Vol. 10, No. 40 Week of October 02, 2005

Oil Patch Insider

Tax breaks urged for Canada’s energy sector

Over decades, British- and U.S.-based companies bought up and sold countless billions of dollars of Canadian petroleum assets and were welcomed by the federal Conservative party as a vital source of financing for the industry.

Over a few months this year, France’s Total and three of China’s state-owned companies moved into Alberta’s oil sands and they are seen by the Conservatives as a threat to Canada’s energy security.

The party’s deputy leader Peter MacKay says Canadian oil and gas companies need additional tax breaks to put them on a competitive footing with global companies that are becoming “more and more aggressive” in their hunt for assets.

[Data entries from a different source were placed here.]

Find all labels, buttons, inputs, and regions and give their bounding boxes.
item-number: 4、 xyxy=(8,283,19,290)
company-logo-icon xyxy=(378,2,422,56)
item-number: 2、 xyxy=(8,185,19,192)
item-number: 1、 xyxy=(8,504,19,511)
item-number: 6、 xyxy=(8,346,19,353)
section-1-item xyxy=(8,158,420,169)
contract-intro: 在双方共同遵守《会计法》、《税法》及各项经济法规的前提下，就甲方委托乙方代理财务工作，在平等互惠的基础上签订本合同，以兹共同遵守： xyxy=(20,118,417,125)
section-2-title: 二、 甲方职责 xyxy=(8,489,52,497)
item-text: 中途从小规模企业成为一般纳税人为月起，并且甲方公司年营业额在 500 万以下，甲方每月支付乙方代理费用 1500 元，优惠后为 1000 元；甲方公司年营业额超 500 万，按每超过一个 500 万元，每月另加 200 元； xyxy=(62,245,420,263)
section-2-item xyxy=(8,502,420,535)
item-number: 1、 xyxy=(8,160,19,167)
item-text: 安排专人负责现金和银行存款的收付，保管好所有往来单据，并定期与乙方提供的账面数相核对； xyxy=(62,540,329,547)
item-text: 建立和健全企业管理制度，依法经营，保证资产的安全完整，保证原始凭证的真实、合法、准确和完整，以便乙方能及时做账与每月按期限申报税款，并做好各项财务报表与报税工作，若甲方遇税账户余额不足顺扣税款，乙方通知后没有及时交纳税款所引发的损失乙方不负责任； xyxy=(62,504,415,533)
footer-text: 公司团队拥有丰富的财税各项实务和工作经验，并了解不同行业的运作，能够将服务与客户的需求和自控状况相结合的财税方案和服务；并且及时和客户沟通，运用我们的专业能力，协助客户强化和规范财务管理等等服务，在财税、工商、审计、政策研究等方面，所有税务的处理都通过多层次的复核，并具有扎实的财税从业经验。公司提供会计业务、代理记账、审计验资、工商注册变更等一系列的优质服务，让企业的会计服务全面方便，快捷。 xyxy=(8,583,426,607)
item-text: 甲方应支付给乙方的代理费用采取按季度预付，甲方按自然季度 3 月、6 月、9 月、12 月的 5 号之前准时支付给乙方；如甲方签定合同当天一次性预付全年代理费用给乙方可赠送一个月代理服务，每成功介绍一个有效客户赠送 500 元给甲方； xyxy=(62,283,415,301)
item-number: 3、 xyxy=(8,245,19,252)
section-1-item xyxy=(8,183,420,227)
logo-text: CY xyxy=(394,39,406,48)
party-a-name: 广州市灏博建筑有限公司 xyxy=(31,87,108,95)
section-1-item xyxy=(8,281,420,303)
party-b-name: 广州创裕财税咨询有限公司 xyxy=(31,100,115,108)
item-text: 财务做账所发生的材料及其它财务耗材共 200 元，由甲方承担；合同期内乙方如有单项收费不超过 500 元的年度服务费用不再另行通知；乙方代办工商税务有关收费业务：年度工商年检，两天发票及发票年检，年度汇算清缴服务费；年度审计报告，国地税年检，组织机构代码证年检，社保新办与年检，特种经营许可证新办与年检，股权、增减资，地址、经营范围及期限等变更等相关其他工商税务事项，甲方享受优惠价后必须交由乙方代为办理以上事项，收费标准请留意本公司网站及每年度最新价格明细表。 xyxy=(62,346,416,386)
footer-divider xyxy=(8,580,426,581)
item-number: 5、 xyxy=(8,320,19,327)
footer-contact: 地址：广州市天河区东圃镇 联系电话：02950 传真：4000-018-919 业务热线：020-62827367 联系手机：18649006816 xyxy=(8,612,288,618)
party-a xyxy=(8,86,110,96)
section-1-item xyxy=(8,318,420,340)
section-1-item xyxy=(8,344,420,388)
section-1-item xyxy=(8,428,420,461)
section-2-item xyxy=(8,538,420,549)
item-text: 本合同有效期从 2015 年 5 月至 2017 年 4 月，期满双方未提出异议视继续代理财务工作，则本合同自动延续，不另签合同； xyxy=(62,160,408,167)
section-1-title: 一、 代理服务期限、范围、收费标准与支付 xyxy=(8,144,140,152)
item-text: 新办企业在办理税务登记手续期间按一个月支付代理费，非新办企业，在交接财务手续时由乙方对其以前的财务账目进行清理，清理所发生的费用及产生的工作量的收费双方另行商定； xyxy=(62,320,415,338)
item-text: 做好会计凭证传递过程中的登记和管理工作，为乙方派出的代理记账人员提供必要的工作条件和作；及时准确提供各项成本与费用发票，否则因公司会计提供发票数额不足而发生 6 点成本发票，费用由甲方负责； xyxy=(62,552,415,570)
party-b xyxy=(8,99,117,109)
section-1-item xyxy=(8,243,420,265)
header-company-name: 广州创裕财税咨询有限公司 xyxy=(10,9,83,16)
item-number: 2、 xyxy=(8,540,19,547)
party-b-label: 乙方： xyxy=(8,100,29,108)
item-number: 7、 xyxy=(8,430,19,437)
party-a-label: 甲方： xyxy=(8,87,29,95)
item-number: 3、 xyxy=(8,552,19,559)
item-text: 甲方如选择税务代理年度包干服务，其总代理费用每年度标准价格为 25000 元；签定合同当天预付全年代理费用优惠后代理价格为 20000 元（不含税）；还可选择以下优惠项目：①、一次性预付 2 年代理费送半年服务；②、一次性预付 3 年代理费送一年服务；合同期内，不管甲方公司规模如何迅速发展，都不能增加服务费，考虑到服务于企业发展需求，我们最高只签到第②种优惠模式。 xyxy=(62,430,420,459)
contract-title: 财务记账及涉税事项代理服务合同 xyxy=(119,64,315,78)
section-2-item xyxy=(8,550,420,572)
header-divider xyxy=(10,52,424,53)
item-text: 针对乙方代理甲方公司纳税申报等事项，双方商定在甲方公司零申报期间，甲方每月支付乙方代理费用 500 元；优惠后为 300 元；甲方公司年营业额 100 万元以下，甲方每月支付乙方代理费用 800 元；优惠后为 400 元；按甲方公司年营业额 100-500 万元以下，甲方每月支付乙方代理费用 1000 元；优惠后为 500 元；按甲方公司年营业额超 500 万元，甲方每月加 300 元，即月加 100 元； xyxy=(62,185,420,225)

Canada is “at a crucial point … the natural advantage and the prosperity we should be achieving (from natural resources) won’t be there forever,” he said. MacKay argued Canada has to learn from its mistakes as an exporter of raw materials.

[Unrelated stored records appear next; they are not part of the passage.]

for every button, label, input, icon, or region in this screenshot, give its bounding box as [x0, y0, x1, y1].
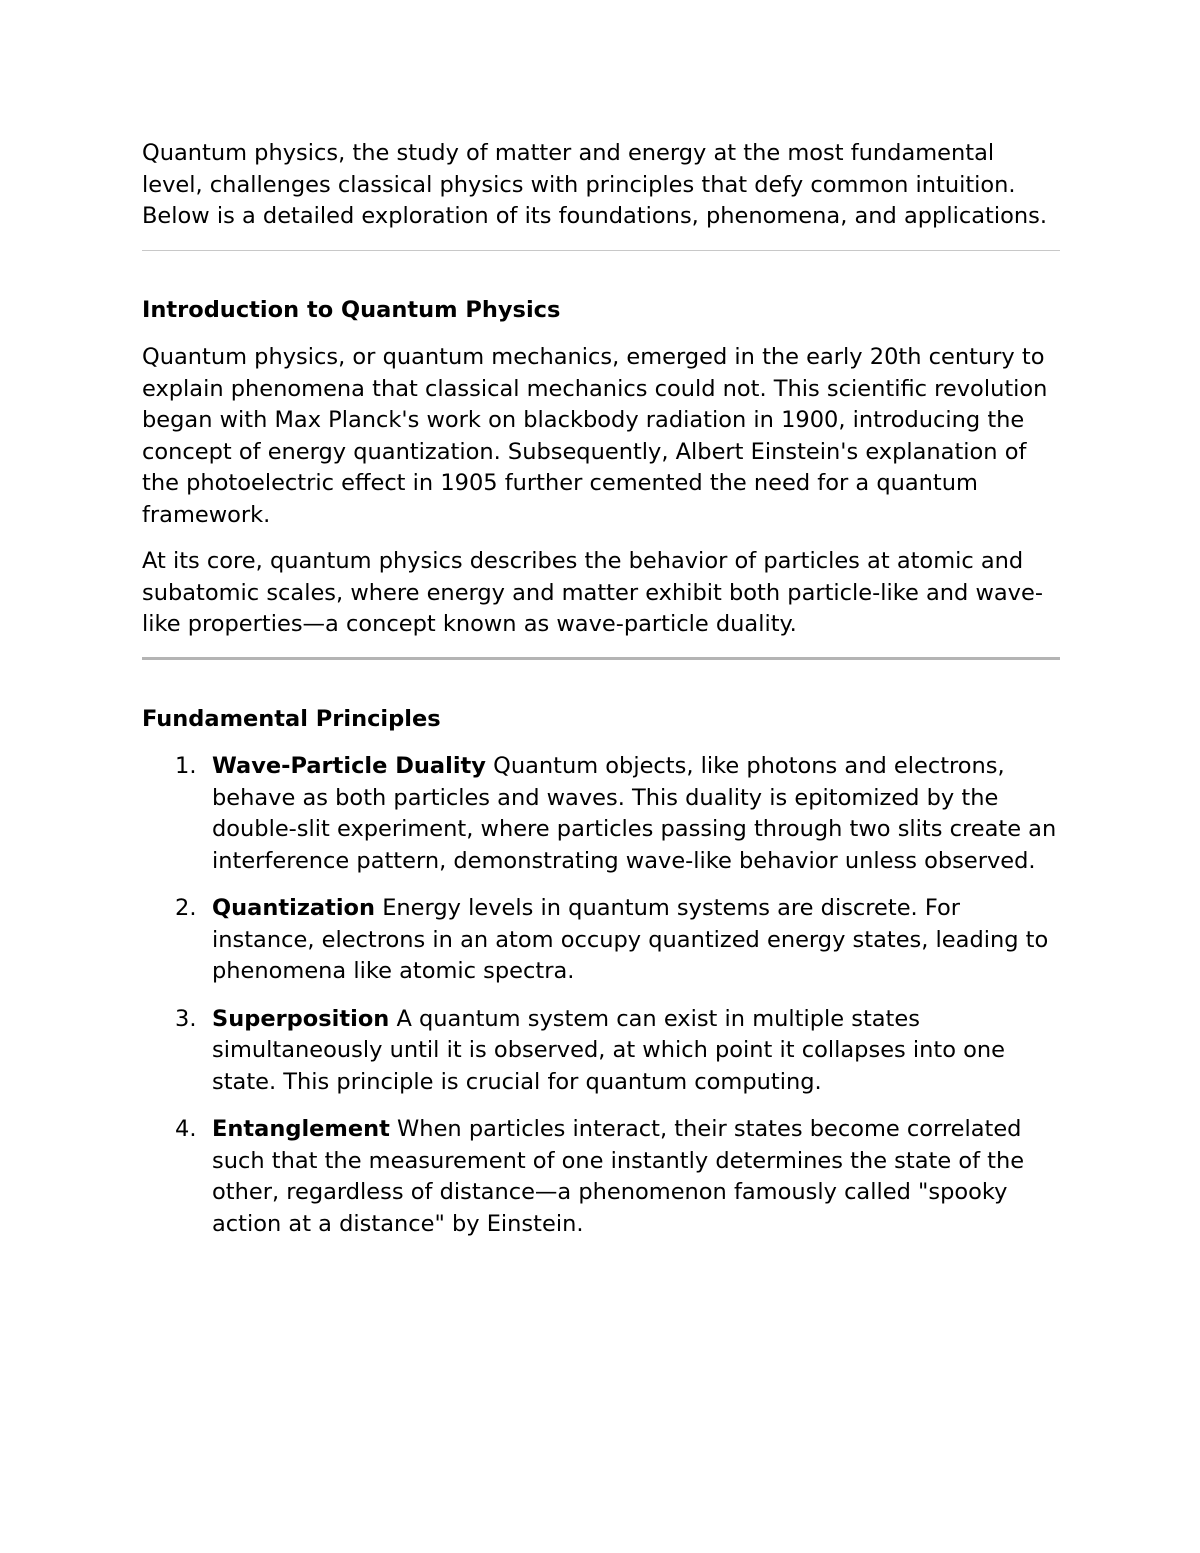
list-item-quantization — [142, 893, 1060, 988]
introduction-paragraph-1: Quantum physics, or quantum mechanics, emerged in the early 20th century to explain phenomena that classical mechanics could not. This scientific revolution began with Max Planck's work on blackbody radiation in 1900, introducing the concept of energy quantization. Subsequently, Albert Einstein's explanation of the photoelectric effect in 1905 further cemented the need for a quantum framework. — [142, 344, 1048, 528]
introduction-paragraph-2: At its core, quantum physics describes the behavior of particles at atomic and subatomic scales, where energy and matter exhibit both particle-like and wave-like properties—a concept known as wave-particle duality. — [142, 548, 1043, 637]
list-item-superposition — [142, 1004, 1060, 1099]
intro-paragraph: Quantum physics, the study of matter and energy at the most fundamental level, challenges classical physics with principles that defy common intuition. Below is a detailed exploration of its foundations, phenomena, and applications. — [142, 140, 1047, 229]
list-item-text: A quantum system can exist in multiple states simultaneously until it is observed, at which point it collapses into one state. This principle is crucial for quantum computing. — [212, 1005, 1006, 1095]
list-number: 2. — [175, 895, 197, 921]
document-page — [142, 138, 1060, 1256]
list-item-term: Wave-Particle Duality — [212, 753, 486, 779]
list-item-entanglement — [142, 1114, 1060, 1240]
section-heading-fundamental-principles: Fundamental Principles — [142, 705, 441, 732]
list-item-term: Superposition — [212, 1005, 390, 1032]
list-item-text: When particles interact, their states become correlated such that the measurement of one instantly determines the state of the other, regardless of distance—a phenomenon famously called "spooky action at a distance" by Einstein. — [212, 1116, 1025, 1237]
list-number: 3. — [175, 1005, 197, 1032]
list-item-text: Energy levels in quantum systems are discrete. For instance, electrons in an atom occupy quantized energy states, leading to phenomena like atomic spectra. — [212, 895, 1049, 984]
list-item-text: Quantum objects, like photons and electrons, behave as both particles and waves. This duality is epitomized by the double-slit experiment, where particles passing through two slits create an interference pattern, demonstrating wave-like behavior unless observed. — [212, 753, 1057, 874]
list-number: 1. — [175, 753, 197, 779]
section-divider — [142, 657, 1060, 660]
list-item-wave-particle-duality — [142, 751, 1060, 877]
list-item-term: Quantization — [212, 895, 376, 921]
section-heading-introduction: Introduction to Quantum Physics — [142, 296, 561, 323]
principles-list — [142, 751, 1060, 1240]
section-divider — [142, 250, 1060, 251]
list-number: 4. — [175, 1116, 197, 1142]
list-item-term: Entanglement — [212, 1116, 390, 1142]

“We need to improve the manufacturing sector and that includes the energy field,” he said.

“We don’t want to see lost control over that industry. We want to make sure we are maximizing the benefits in terms of jobs and investment (at a time when) the Chinese and other countries are taking a very interested look at our energy sector.”

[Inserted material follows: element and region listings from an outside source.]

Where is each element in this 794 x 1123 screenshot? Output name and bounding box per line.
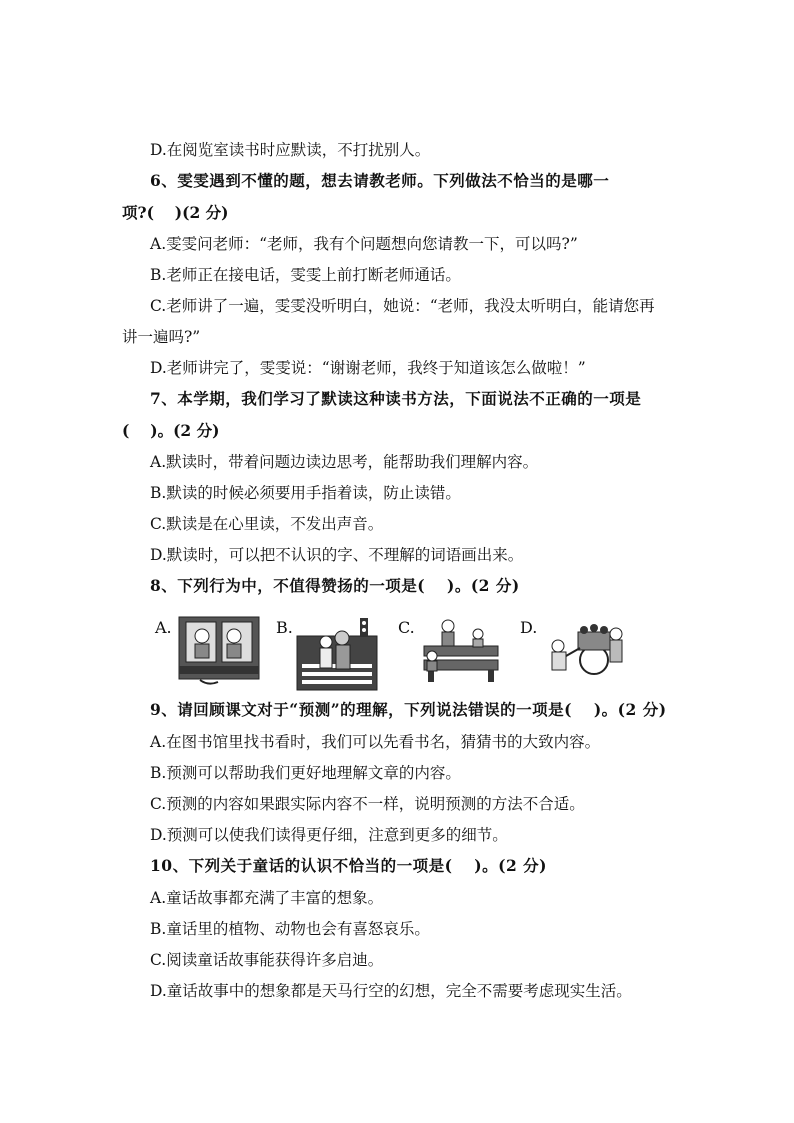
q10-option-a: A.童话故事都充满了丰富的想象。 xyxy=(150,889,384,907)
q6-option-c-cont: 讲一遍吗?” xyxy=(122,328,201,346)
q8-label-a: A. xyxy=(155,618,172,637)
q7-option-d: D.默读时，可以把不认识的字、不理解的词语画出来。 xyxy=(150,546,524,564)
q6-option-a: A.雯雯问老师：“老师，我有个问题想向您请教一下，可以吗?” xyxy=(150,235,578,253)
q8-stem: 8、下列行为中，不值得赞扬的一项是( )。(2 分) xyxy=(150,576,520,595)
q10-option-c: C.阅读童话故事能获得许多启迪。 xyxy=(150,951,384,969)
q10-option-b: B.童话里的植物、动物也会有喜怒哀乐。 xyxy=(150,920,430,938)
q8-label-b: B. xyxy=(276,618,293,637)
q9-option-a: A.在图书馆里找书看时，我们可以先看书名，猜猜书的大致内容。 xyxy=(150,733,601,751)
bench-stepping-picture xyxy=(418,616,504,686)
q6-stem-cont: 项?( )(2 分) xyxy=(122,203,229,222)
q5-option-d: D.在阅览室读书时应默读，不打扰别人。 xyxy=(150,141,431,159)
q10-stem: 10、下列关于童话的认识不恰当的一项是( )。(2 分) xyxy=(150,856,547,875)
q8-label-d: D. xyxy=(520,618,538,637)
q7-option-b: B.默读的时候必须要用手指着读，防止读错。 xyxy=(150,484,461,502)
q7-stem: 7、本学期，我们学习了默读这种读书方法，下面说法不正确的一项是 xyxy=(150,389,642,408)
q9-option-d: D.预测可以使我们读得更仔细，注意到更多的细节。 xyxy=(150,826,508,844)
q6-option-c: C.老师讲了一遍，雯雯没听明白，她说：“老师，我没太听明白，能请您再 xyxy=(150,297,655,315)
q9-stem: 9、请回顾课文对于“预测”的理解，下列说法错误的一项是( )。(2 分) xyxy=(150,700,667,719)
crosswalk-help-picture xyxy=(296,616,378,692)
q7-stem-cont: ( )。(2 分) xyxy=(122,421,220,440)
q7-option-c: C.默读是在心里读，不发出声音。 xyxy=(150,515,384,533)
q6-stem: 6、雯雯遇到不懂的题，想去请教老师。下列做法不恰当的是哪一 xyxy=(150,171,610,190)
q8-label-c: C. xyxy=(398,618,415,637)
q6-option-b: B.老师正在接电话，雯雯上前打断老师通话。 xyxy=(150,266,461,284)
window-children-picture xyxy=(178,616,260,688)
q8-picture-options xyxy=(0,612,794,692)
q9-option-b: B.预测可以帮助我们更好地理解文章的内容。 xyxy=(150,764,461,782)
q6-option-d: D.老师讲完了，雯雯说：“谢谢老师，我终于知道该怎么做啦！” xyxy=(150,359,586,377)
q10-option-d: D.童话故事中的想象都是天马行空的幻想，完全不需要考虑现实生活。 xyxy=(150,982,632,1000)
q9-option-c: C.预测的内容如果跟实际内容不一样，说明预测的方法不合适。 xyxy=(150,795,585,813)
pushing-cart-picture xyxy=(544,616,626,688)
q7-option-a: A.默读时，带着问题边读边思考，能帮助我们理解内容。 xyxy=(150,453,539,471)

But MacKay emphasized he was not proposing limits on foreign ownership — “a dangerous line to cross” — although he warned Canada could lose control of the industry if the government didn’t improve the tax position of Canadian companies.

“Right now we have a tax structure which punishes investment, that holds back Canadian investors and companies who are trying to compete on the international stage,” he said.

Tax breaks, not subsidies, would remove an impediment to exploration and development of offshore Nova Scotia, which is crumbling under the weight of drilling failures and abandoned leases, MacKay suggested.

The corporate tax rate for the energy sector has dropped from 28 percent and will be 21 percent in another two years, the same as for the rest of corporate Canada. Federal Finance Minister Ralph Goodale has reportedly indicated to the Canadian Association of Petroleum Producers that he is now considering a further cut to 19 percent.

—Gary Park

Rolling the dice on oil prices

In the space of a few days in September, two of Canada’s largest banks were wildly at odds over the near-term future of oil prices.

CIBC World Markets Chief Economist Jeff Rubin bet on an average US$84 per barrel in 2006 and US$93 in 2007, with the price breaking the US$100 barrier by the end of 2007; TD Bank Financial Group economists are betting on a rollback to US$45 by early 2007, although they don’t rule out US$80 if “further unanticipated supply disruptions occur.”

However the ball bounces, industry executives in Canada are worried about the impact of fast-rising world energy consumption and laid out their concerns at a conference in Banff, Alberta.

Shell Canada Chief Executive Officer Clive Mather said the urgent need is to get back to an “orderly market as quickly as we can,” instead of panic gasoline buying on fears of further hikes.

He said that sort of jittery response by consumers, regardless of how understandable, contributes to supply shortfalls.

Mather said a far greater concern than SUVs in North America is the demand for energy in the developing world, especially in China, India and other parts of Asia, where consumption will double and possibly triple in the next 20 to 30 years.

Gwyn Morgan, EnCana chief executive officer, doubts the tight supply-demand outlook will ease any time soon.

He said the “single biggest reason” for soaring oil prices is the unprecedented economic growth rates of 8 to 9 percent in Asian countries with combined populations of more than 2 billion people.

But the demand growth in China, India and South Korea is putting the focus on unsustainable levels of consumption in North America, where millions of cars caught in traffic jams burn fuel “when there is a better way.”

Morgan practices what he preaches, occupying a condominium within walking distance of his downtown Calgary office and pursuing a vigorous fitness regime as a runner, cyclist and cross-country skier.